Jesuíno Francisco de Paula Gusmão (Santos, São Paulo, 1764 - Itu, São Paulo,
1819). Pintor, arquiteto, escultor, encarnador, dourador, entalhador, mestre em
torêutica, músico, poeta. Negro, filho de Antônio Gueraldo Jácome e Domingas
Inácia de Gusmão, sobrinha do padre jesuíta brasileiro Bartolomeu Lourenço de
Gusmão, conhecido como Padre Voador. Em 1781 transfere-se para Itu e vive
entre religiosos locais. Na construção da Igreja Matriz Nossa Senhora da
Candelária, trabalha como ajudante do pintor José Patrício da Silva Manso (ca.1753-
1801), de quem se torna auxiliar e discípulo. Na cidade de São Paulo, em 1796,
pinta o forro da nave da Igreja da Ordem Terceira de Nossa Senhora do Carmo e os
painéis do antigo Convento de Santa Teresa, que atualmente compõem o acervo
do Museu de Arte Sacra de São Paulo (MAS). Ao enviuvar, após breve vida matrimonial,
que lhe gerou cinco filhos, ingressa na vida religiosa. É ordenado padre carmelita
em 1797, e adota o nome de Frei Jesuíno do Monte Carmelo. Reza sua primeira
missa no ano seguinte. Em Itu, realiza os forros da capela-mor e da nave da Igreja
e Convento de Nossa Senhora do Carmo, por volta de 1784, e os painéis laterais
da capela-mor da Igreja Matriz de Nossa Senhora da Candelária, datados do fim
do século XVIII. Entre 1815 e 1819, dirige a construção da Igreja e Convento de
Nossa Senhora do Patrocínio, desempenhando simultaneamente as tarefas de
arquiteto, mestre-de-obras, pintor e escultor.

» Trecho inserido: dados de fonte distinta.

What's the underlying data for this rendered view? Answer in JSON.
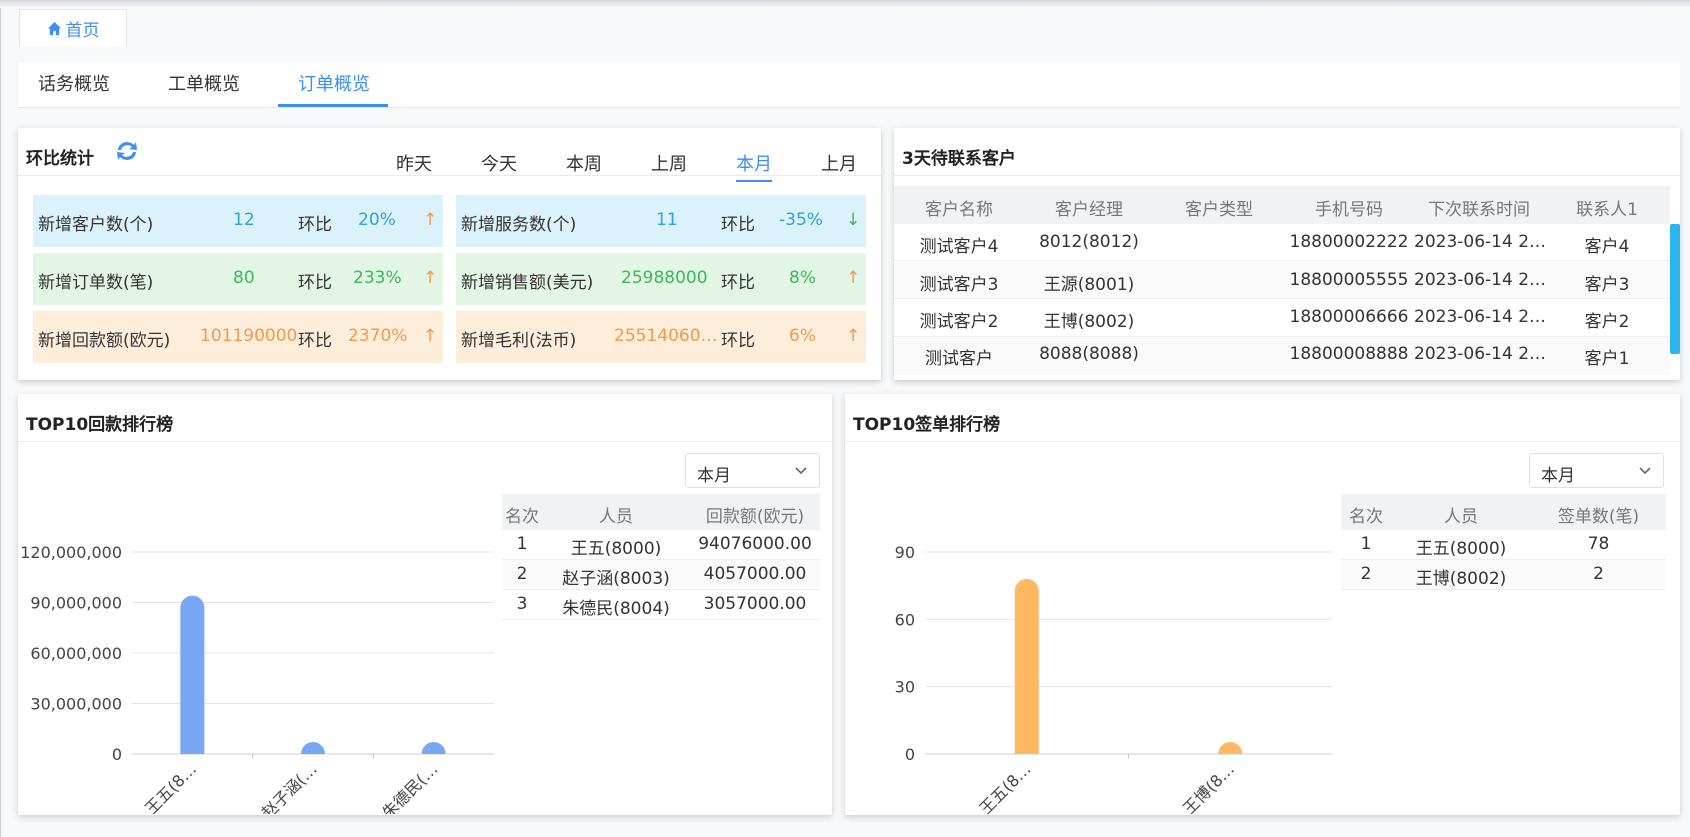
{
  "breadcrumb": {
    "home_label": "首页"
  },
  "tabs": [
    {
      "label": "话务概览",
      "active": false
    },
    {
      "label": "工单概览",
      "active": false
    },
    {
      "label": "订单概览",
      "active": true
    }
  ],
  "compare": {
    "title": "环比统计",
    "periods": [
      {
        "label": "昨天",
        "active": false
      },
      {
        "label": "今天",
        "active": false
      },
      {
        "label": "本周",
        "active": false
      },
      {
        "label": "上周",
        "active": false
      },
      {
        "label": "本月",
        "active": true
      },
      {
        "label": "上月",
        "active": false
      }
    ],
    "ratio_label": "环比",
    "stats": [
      {
        "label": "新增客户数(个)",
        "value": "12",
        "ratio": "20%",
        "trend": "↑",
        "color": "blue"
      },
      {
        "label": "新增服务数(个)",
        "value": "11",
        "ratio": "-35%",
        "trend": "↓",
        "color": "blue"
      },
      {
        "label": "新增订单数(笔)",
        "value": "80",
        "ratio": "233%",
        "trend": "↑",
        "color": "green"
      },
      {
        "label": "新增销售额(美元)",
        "value": "25988000",
        "ratio": "8%",
        "trend": "↑",
        "color": "green"
      },
      {
        "label": "新增回款额(欧元)",
        "value": "101190000",
        "ratio": "2370%",
        "trend": "↑",
        "color": "orange"
      },
      {
        "label": "新增毛利(法币)",
        "value": "25514060…",
        "ratio": "6%",
        "trend": "↑",
        "color": "orange"
      }
    ]
  },
  "contacts": {
    "title": "3天待联系客户",
    "columns": [
      "客户名称",
      "客户经理",
      "客户类型",
      "手机号码",
      "下次联系时间",
      "联系人1"
    ],
    "rows": [
      [
        "测试客户4",
        "8012(8012)",
        "",
        "18800002222",
        "2023-06-14 2…",
        "客户4"
      ],
      [
        "测试客户3",
        "王源(8001)",
        "",
        "18800005555",
        "2023-06-14 2…",
        "客户3"
      ],
      [
        "测试客户2",
        "王博(8002)",
        "",
        "18800006666",
        "2023-06-14 2…",
        "客户2"
      ],
      [
        "测试客户",
        "8088(8088)",
        "",
        "18800008888",
        "2023-06-14 2…",
        "客户1"
      ]
    ]
  },
  "payment_rank": {
    "title": "TOP10回款排行榜",
    "period_select": "本月",
    "columns": [
      "名次",
      "人员",
      "回款额(欧元)"
    ],
    "rows": [
      [
        "1",
        "王五(8000)",
        "94076000.00"
      ],
      [
        "2",
        "赵子涵(8003)",
        "4057000.00"
      ],
      [
        "3",
        "朱德民(8004)",
        "3057000.00"
      ]
    ]
  },
  "sign_rank": {
    "title": "TOP10签单排行榜",
    "period_select": "本月",
    "columns": [
      "名次",
      "人员",
      "签单数(笔)"
    ],
    "rows": [
      [
        "1",
        "王五(8000)",
        "78"
      ],
      [
        "2",
        "王博(8002)",
        "2"
      ]
    ]
  },
  "chart_data": [
    {
      "type": "bar",
      "categories": [
        "王五(8…",
        "赵子涵(…",
        "朱德民(…"
      ],
      "values": [
        94076000,
        4057000,
        3057000
      ],
      "ylim": [
        0,
        120000000
      ],
      "yticks": [
        "0",
        "30,000,000",
        "60,000,000",
        "90,000,000",
        "120,000,000"
      ],
      "color": "#78a8f4",
      "grid": true
    },
    {
      "type": "bar",
      "categories": [
        "王五(8…",
        "王博(8…"
      ],
      "values": [
        78,
        2
      ],
      "ylim": [
        0,
        90
      ],
      "yticks": [
        "0",
        "30",
        "60",
        "90"
      ],
      "color": "#ffb862",
      "grid": true
    }
  ],
  "colors": {
    "accent": "#3e8ef7",
    "blue_tile": "#dbf1fb",
    "green_tile": "#e3f6e6",
    "orange_tile": "#fdeedb"
  }
}
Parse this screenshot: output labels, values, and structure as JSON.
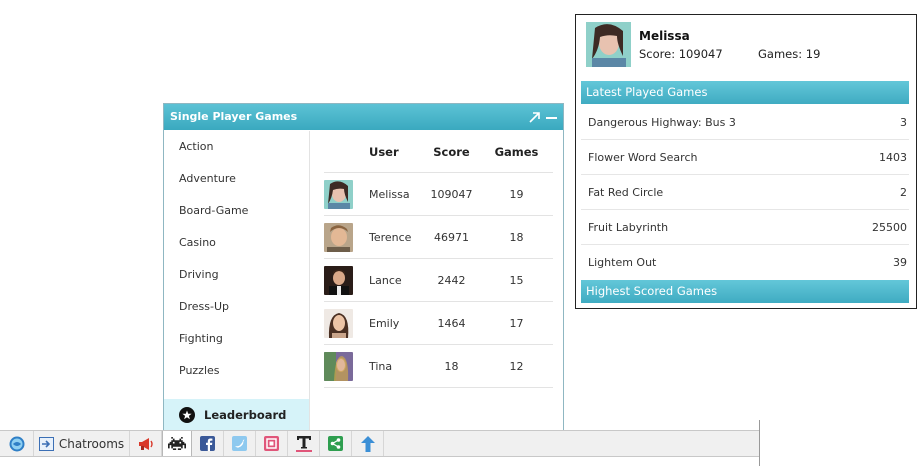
{
  "games_panel": {
    "title": "Single Player Games",
    "categories": [
      "Action",
      "Adventure",
      "Board-Game",
      "Casino",
      "Driving",
      "Dress-Up",
      "Fighting",
      "Puzzles"
    ],
    "leaderboard_label": "Leaderboard",
    "table": {
      "headers": {
        "user": "User",
        "score": "Score",
        "games": "Games"
      },
      "rows": [
        {
          "user": "Melissa",
          "score": "109047",
          "games": "19"
        },
        {
          "user": "Terence",
          "score": "46971",
          "games": "18"
        },
        {
          "user": "Lance",
          "score": "2442",
          "games": "15"
        },
        {
          "user": "Emily",
          "score": "1464",
          "games": "17"
        },
        {
          "user": "Tina",
          "score": "18",
          "games": "12"
        }
      ]
    }
  },
  "profile": {
    "name": "Melissa",
    "score_text": "Score: 109047",
    "games_text": "Games: 19",
    "latest_title": "Latest Played Games",
    "latest_games": [
      {
        "name": "Dangerous Highway: Bus 3",
        "value": "3"
      },
      {
        "name": "Flower Word Search",
        "value": "1403"
      },
      {
        "name": "Fat Red Circle",
        "value": "2"
      },
      {
        "name": "Fruit Labyrinth",
        "value": "25500"
      },
      {
        "name": "Lightem Out",
        "value": "39"
      }
    ],
    "highest_title": "Highest Scored Games"
  },
  "toolbar": {
    "chatrooms_label": "Chatrooms",
    "icons": [
      "globe-icon",
      "chatrooms-icon",
      "announcement-icon",
      "games-icon",
      "facebook-icon",
      "twitter-icon",
      "notes-icon",
      "text-icon",
      "share-icon",
      "upload-icon"
    ]
  },
  "colors": {
    "header_teal": "#3aa9bf",
    "leaderboard_bg": "#d6f3f9",
    "facebook": "#3b5998",
    "twitter": "#55acee",
    "share": "#2e9e4f",
    "upload": "#3b8fd6"
  }
}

Realiza ainda oito quadros para a
igreja e compõe músicas sacras para sua inauguração. Falece antes de terminar a
obra, que é concluída por seus filhos e inaugurada em 1820. Em 1945, é
publicado pelo Serviço do Patrimônio Histórico e Artístico Nacional (Sphan), em
São Paulo, o livro de Padre Jesuíno do Monte Carmelo de Mário de Andrade (1893-1945).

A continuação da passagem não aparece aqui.